Introduction: Art Deco Hair Comb
With hair getting longer and longer and longer during stay at home orders, maybe you are experimenting with different hairstyles. Why not create a custom hair comb to add some pizzazz to your new look? This tutorial will show you how to design an Art Deco inspired hair comb on Tinkercad. Go with the style or create your own look. Have fun!
plain hair combs
filament in various colors (a great way to use up small bits or samples)
hair dryer or heat gun
Step 1: Get Creative
Draw or sketch your design on a piece of paper. You may want to research some images to get inspiration.
Step 2: Make the Base
In Tinkercad, use the box shape (which I sincerely wish was called a cube) to make a rectangle 100x10x2. This is going to be my base for my hair comb. It will be the part I glue to the comb.
Step 3: Concentric Circles
Following my design, I created layered circles. To do this, I used a smooth circle (40x40x2) I had previously created in tinkercad and saved in my shapes. Then, I added tubes of various thickness and heights. Adjust it according to what looks good to you. I aligned them along the x (horizontal) and y (vertical) axis.

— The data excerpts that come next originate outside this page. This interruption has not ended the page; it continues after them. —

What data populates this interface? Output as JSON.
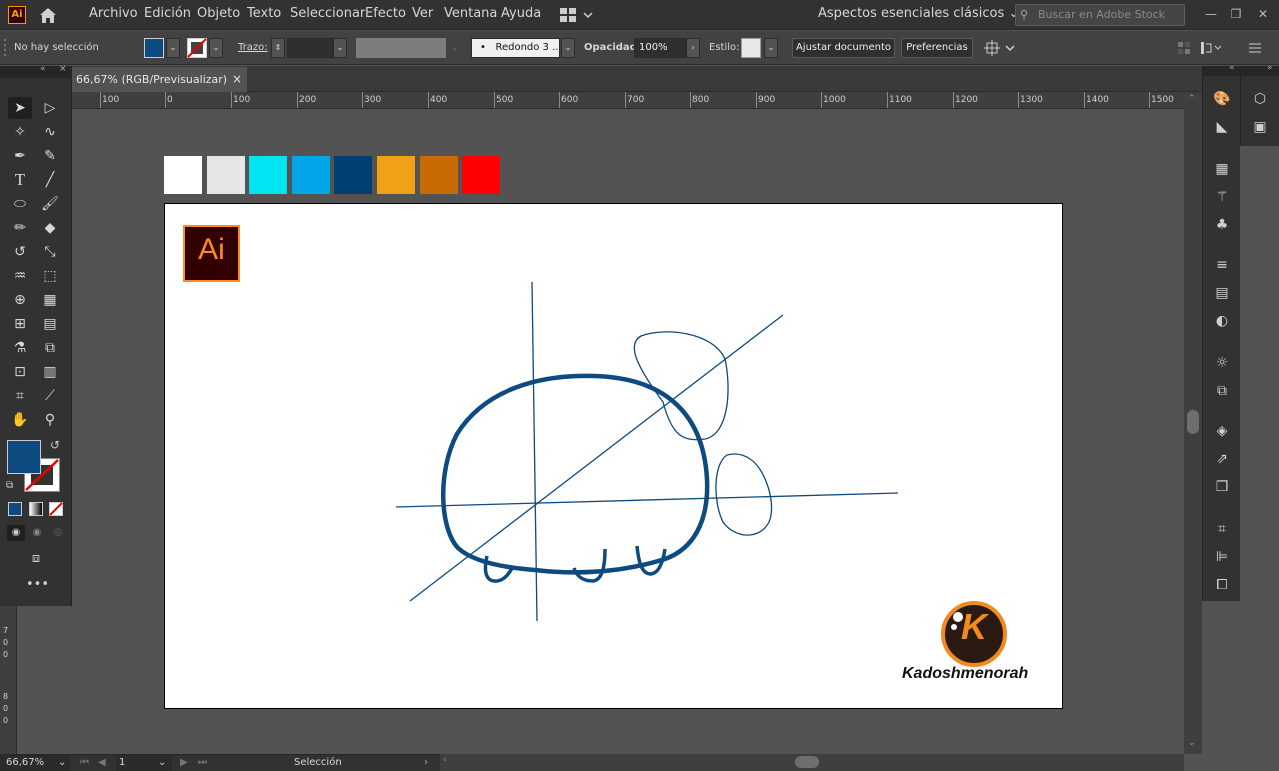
{
  "menubar": {
    "app_icon_label": "Ai",
    "items": [
      "Archivo",
      "Edición",
      "Objeto",
      "Texto",
      "Seleccionar",
      "Efecto",
      "Ver",
      "Ventana",
      "Ayuda"
    ],
    "workspace": "Aspectos esenciales clásicos",
    "search_placeholder": "Buscar en Adobe Stock"
  },
  "controlbar": {
    "selection_status": "No hay selección",
    "fill_color": "#0d4a80",
    "stroke_label": "Trazo:",
    "brush_label": "Redondo 3 ...",
    "brush_bullet": "•",
    "opacity_label": "Opacidad:",
    "opacity_value": "100%",
    "style_label": "Estilo:",
    "adjust_button": "Ajustar documento",
    "preferences_button": "Preferencias"
  },
  "document": {
    "tab_title": "66,67% (RGB/Previsualizar)",
    "tab_close": "×"
  },
  "ruler": {
    "labels": [
      "100",
      "0",
      "100",
      "200",
      "300",
      "400",
      "500",
      "600",
      "700",
      "800",
      "900",
      "1000",
      "1100",
      "1200",
      "1300",
      "1400",
      "1500"
    ]
  },
  "vruler_labels": [
    "7",
    "0",
    "0",
    "8",
    "0",
    "0"
  ],
  "color_swatches": [
    "#ffffff",
    "#e6e6e6",
    "#00e5f2",
    "#00a6e8",
    "#003f73",
    "#f0a118",
    "#c96b05",
    "#ff0000"
  ],
  "artboard": {
    "ai_logo_text": "Ai",
    "brand_name": "Kadoshmenorah",
    "brand_letter": "K",
    "drawing_color": "#0d4a80",
    "accent_color": "#f28a1e"
  },
  "toolbar": {
    "fill_color": "#0d4a80"
  },
  "statusbar": {
    "zoom": "66,67%",
    "page": "1",
    "tool": "Selección"
  }
}
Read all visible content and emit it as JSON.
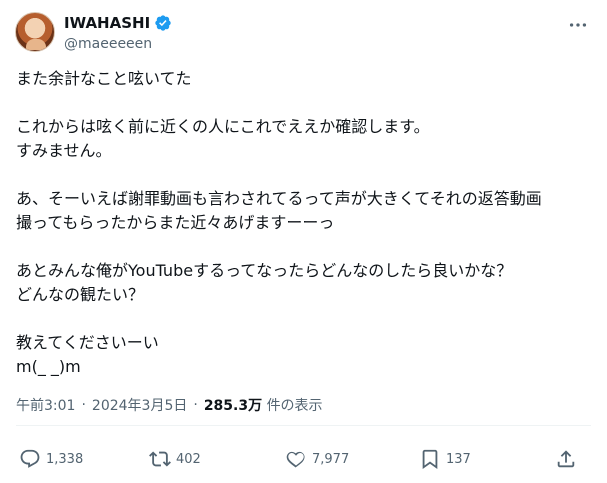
{
  "author": {
    "display_name": "IWAHASHI",
    "handle": "@maeeeeen",
    "verified": true
  },
  "tweet": {
    "lines": [
      "また余計なこと呟いてた",
      "",
      "これからは呟く前に近くの人にこれでええか確認します。",
      "すみません。",
      "",
      "あ、そーいえば謝罪動画も言わされてるって声が大きくてそれの返答動画",
      "撮ってもらったからまた近々あげますーーっ",
      "",
      "あとみんな俺がYouTubeするってなったらどんなのしたら良いかな？",
      "どんなの観たい？",
      "",
      "教えてくださいーい",
      "m(_ _)m"
    ]
  },
  "meta": {
    "time": "午前3:01",
    "separator_1": "·",
    "date": "2024年3月5日",
    "separator_2": "·",
    "views_count": "285.3万",
    "views_label": "件の表示"
  },
  "actions": {
    "reply_count": "1,338",
    "retweet_count": "402",
    "like_count": "7,977",
    "bookmark_count": "137",
    "icons": [
      "reply-icon",
      "retweet-icon",
      "like-icon",
      "bookmark-icon",
      "share-icon"
    ]
  },
  "colors": {
    "text": "#0f1419",
    "secondary": "#536471",
    "verified": "#1d9bf0",
    "divider": "#eff3f4"
  }
}
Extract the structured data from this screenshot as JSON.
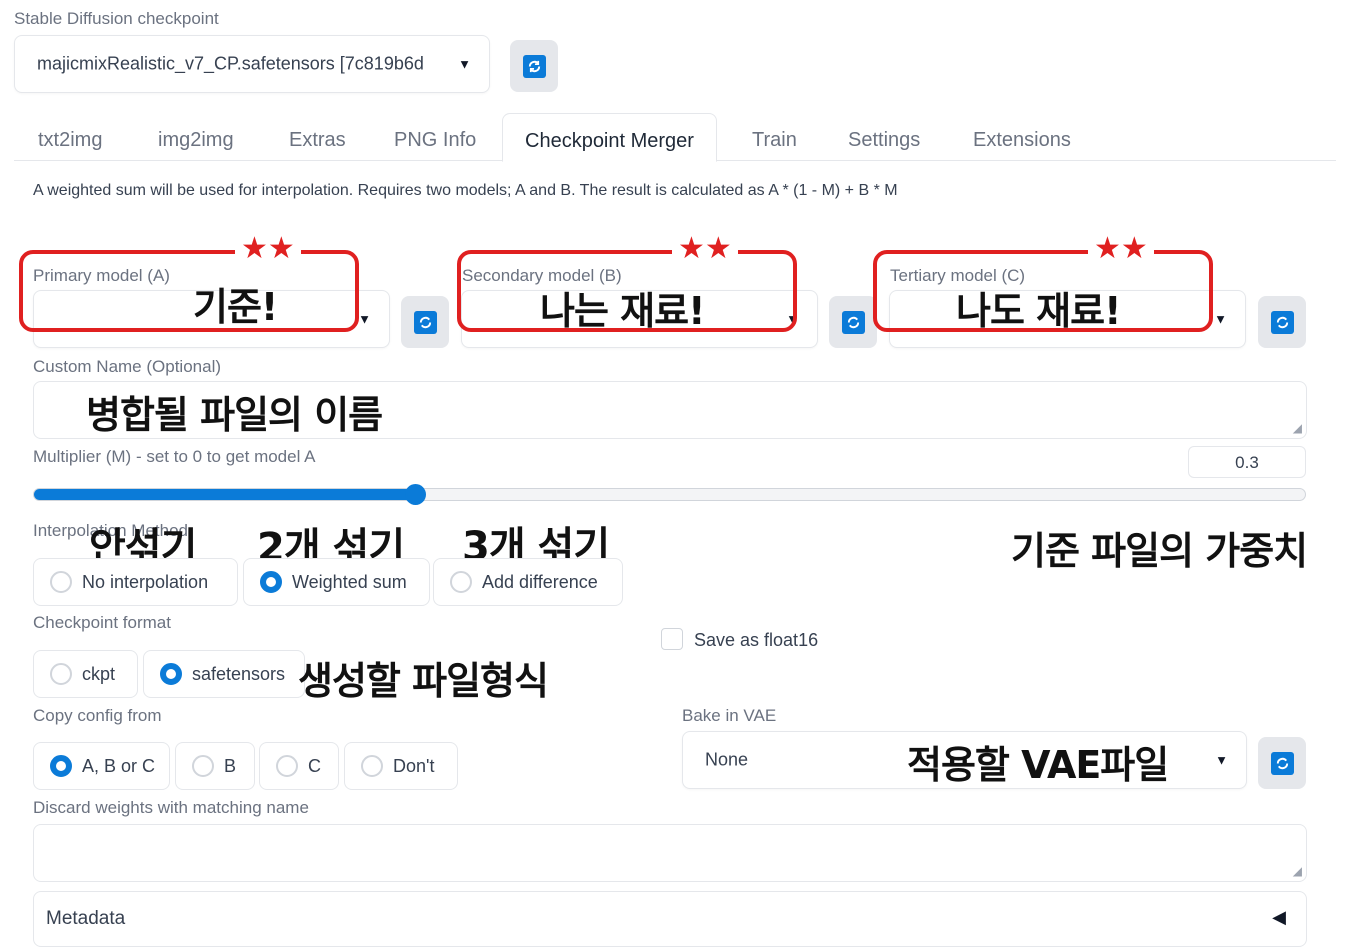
{
  "checkpoint": {
    "label": "Stable Diffusion checkpoint",
    "value": "majicmixRealistic_v7_CP.safetensors [7c819b6d"
  },
  "tabs": [
    "txt2img",
    "img2img",
    "Extras",
    "PNG Info",
    "Checkpoint Merger",
    "Train",
    "Settings",
    "Extensions"
  ],
  "active_tab": "Checkpoint Merger",
  "description": "A weighted sum will be used for interpolation. Requires two models; A and B. The result is calculated as A * (1 - M) + B * M",
  "models": {
    "primary_label": "Primary model (A)",
    "secondary_label": "Secondary model (B)",
    "tertiary_label": "Tertiary model (C)"
  },
  "custom_name": {
    "label": "Custom Name (Optional)",
    "value": ""
  },
  "multiplier": {
    "label": "Multiplier (M) - set to 0 to get model A",
    "value": "0.3",
    "fraction": 0.3
  },
  "interpolation": {
    "label": "Interpolation Method",
    "options": [
      "No interpolation",
      "Weighted sum",
      "Add difference"
    ],
    "selected": "Weighted sum"
  },
  "format": {
    "label": "Checkpoint format",
    "options": [
      "ckpt",
      "safetensors"
    ],
    "selected": "safetensors"
  },
  "float16": {
    "label": "Save as float16",
    "checked": false
  },
  "copy_config": {
    "label": "Copy config from",
    "options": [
      "A, B or C",
      "B",
      "C",
      "Don't"
    ],
    "selected": "A, B or C"
  },
  "vae": {
    "label": "Bake in VAE",
    "value": "None"
  },
  "discard": {
    "label": "Discard weights with matching name",
    "value": ""
  },
  "metadata": {
    "label": "Metadata"
  },
  "annotations": {
    "primary": "기준!",
    "secondary": "나는 재료!",
    "tertiary": "나도 재료!",
    "custom_name": "병합될 파일의 이름",
    "no_interp": "안섞기",
    "weighted": "2개 섞기",
    "add_diff": "3개 섞기",
    "multiplier": "기준 파일의 가중치",
    "format": "생성할 파일형식",
    "vae": "적용할 VAE파일",
    "stars": "★★"
  },
  "colors": {
    "accent": "#0b7bd8",
    "annotation_red": "#e02020"
  }
}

Step 4: More Circles and Layer Heights
I duplicated the circle and placed it along the base. I moved the base out of the way for now. I added the duplicated and resized for the middle circle. This is where I strayed from my drawing, but I'm entitled to make artistic decisions (and so are you!). Layer heights are really important. They should probably have their own step. The layer heights I use for layer swaps with a single extruder are as follows"
You can group shapes together to make sure they are the layer heights you want them to be. I had the background circle at 2.0 and increasing from the outside in until the innermost tube was 3.2. Once this is just the way you want it, cut off the bottom and bring your base back.
Step 5: Finalize and Export
I added a few lines to the base that were 2.4 in height so they will be the same color as the outermost ring. Export your design as an .stl and open up your slicer. I am using Prusa Slicer which allows color swaps easily.
Step 6: Slicing and Layer Swaps
Add your design.
Go to the layered view. Along the side you will see a height bar. Slide the bar and click the + on the slider to add a color swap. Each time it reaches that point in the print, the print will pause and the printer will prompt you to unload and load filament. Then it will resume. It is important that you let your layers finish. So, if your first layer is 2.0mm high, you want your first swap at 2.2mm.
Slice it again. Now you will see how long each layer will take.
Export G-code to an SD card.
Take the card to your printer. Select your colors and get them in the order you want to use them. I have four layer heights, so I want to choose four different colors. Prep the filament by snipping the ends. Start your print.
Step 7: Around the Bend
This is where the metal bowl and heat gun come in. When your print is done, take it off the print bed. Wearing a protective glove, heat a metal bowl using the heat gun. I heat it for about 10 seconds then gently press the design for about 20 seconds. I repeat this until I have the comb flush against the bowl. I had a small metal bowl that was the exact curvature of my hair comb, so that was brilliant. The print might stick to the bowl while it is hot. That is okay. It will release when it is cool.
Step 8: Attach the Comb
Once your design is bent to the right shape, apply a line of super glue to the plain hair comb. Carefully set it in place and hold it for a minute. Use bobby pins to keep the design on the comb while the glue cures. Wait 24 hours before wearing. (This is the hardest part for me.)
Note: If the bond is weak with the super glue, you can try hot glue with a glue gun. It will have a more flexible bond. I am still experimenting with this. I will update the instructions as needed.
Step 9: Show Off Your Artwork
Time to do your hair in a French Twist or updo and add the comb for decoration. Take a pic and post it!